DALLAS (CBSDFW.COM) – Carol Roehrig, CEO of BKM Total Office of Texas in Dallas, says she will welcome back her 70 employees to the office in stages. “We decided to open June 1st officially.”

Because of COVID-19, Roehrig just had her showroom disinfected and made sure she has enough hand-wipes and hand sanitizer.

And screens to protect employees at their desks are on their way. “I want all the employees to know we have everything ready for them when they return,” she said.

Asked how excited she and her employees are about returning, she said, “I think it’s mixed. They’re many that are nervous because we’ve been in our homes. And so now, to go in the office space and know you’re going to have to wear a mask, that’s not so comforting. But many want to come back to be with their friends.”

Roehrig is a member of the Dallas Regional Chamber, which just conducted its second survey of its member businesses since the pandemic arrived in North Texas.

The Chamber wanted to gauge how firms are preparing to transition employees from their homes to the office.

About 100 firms responded, and of the companies with fewer than 500 employees, 85% anticipate allowing work from home beyond what the government recommends, 88% foresee less travel, 84% foresee less attendance at large gatherings, and 70% foresee less in-office meetings with customers and guests.

Angela Farley, COO & CFO of the Dallas Regional Chamber, said: “Companies that are able to effectively work from home, they said let’s take it slow. Other companies that really need their economic livelihood is based on we’ve got to get our doors open, they’re going forward.”

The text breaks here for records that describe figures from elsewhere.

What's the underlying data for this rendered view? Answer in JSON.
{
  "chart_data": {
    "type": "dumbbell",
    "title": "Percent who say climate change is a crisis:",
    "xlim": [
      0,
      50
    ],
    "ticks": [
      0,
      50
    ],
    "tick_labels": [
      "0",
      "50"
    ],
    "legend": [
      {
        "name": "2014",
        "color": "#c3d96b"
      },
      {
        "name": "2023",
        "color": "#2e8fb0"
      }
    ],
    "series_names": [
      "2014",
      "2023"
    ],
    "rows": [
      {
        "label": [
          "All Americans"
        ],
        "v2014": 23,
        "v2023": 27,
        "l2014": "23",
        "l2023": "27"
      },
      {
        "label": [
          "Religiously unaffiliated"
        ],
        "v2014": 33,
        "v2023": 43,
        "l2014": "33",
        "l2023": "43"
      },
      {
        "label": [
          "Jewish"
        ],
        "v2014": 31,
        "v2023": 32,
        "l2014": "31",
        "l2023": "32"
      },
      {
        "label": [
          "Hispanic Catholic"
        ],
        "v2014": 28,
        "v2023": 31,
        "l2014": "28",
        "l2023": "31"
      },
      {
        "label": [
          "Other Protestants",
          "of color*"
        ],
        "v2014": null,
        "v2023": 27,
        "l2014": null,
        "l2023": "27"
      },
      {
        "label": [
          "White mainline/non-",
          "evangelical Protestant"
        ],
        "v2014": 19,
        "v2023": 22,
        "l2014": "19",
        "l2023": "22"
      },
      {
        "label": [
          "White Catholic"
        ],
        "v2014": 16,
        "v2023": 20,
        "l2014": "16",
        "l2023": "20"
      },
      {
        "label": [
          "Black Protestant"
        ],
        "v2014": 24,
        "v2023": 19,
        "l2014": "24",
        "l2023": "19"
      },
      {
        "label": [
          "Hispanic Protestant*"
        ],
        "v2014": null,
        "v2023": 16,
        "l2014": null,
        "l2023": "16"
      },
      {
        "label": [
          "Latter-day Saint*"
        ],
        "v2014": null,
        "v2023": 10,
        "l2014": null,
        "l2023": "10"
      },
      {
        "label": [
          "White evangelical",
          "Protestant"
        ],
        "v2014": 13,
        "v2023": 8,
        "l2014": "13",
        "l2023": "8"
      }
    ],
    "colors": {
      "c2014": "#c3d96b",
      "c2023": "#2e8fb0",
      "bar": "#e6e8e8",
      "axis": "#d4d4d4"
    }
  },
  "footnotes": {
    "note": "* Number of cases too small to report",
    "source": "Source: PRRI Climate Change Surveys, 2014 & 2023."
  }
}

She also said another key question is about the need for office space. “Some companies are saying wait a minute, if work from home can be effective, maybe we don’t need as much space as we did in the past. But other companies are saying wait a minute, we’re going to do more social distancing and allow people to have more personal spaces. We’re actually going to need more office space,” she said.

Roehrig is helping other businesses make their offices more safe for COVID-19.

She said newly designed screens and other barriers will become the new workplace standard and can be retrofitted into existing spaces.

One new trend workers will see is what’s called bleach-cleanable furniture — something that can withstand regular disinfecting.

But Roehrig said it’s too early to determine what office workspaces will look like long term. “Customers don’t necessarily know how many people will continue to work from home and how many will work in the office,”she said.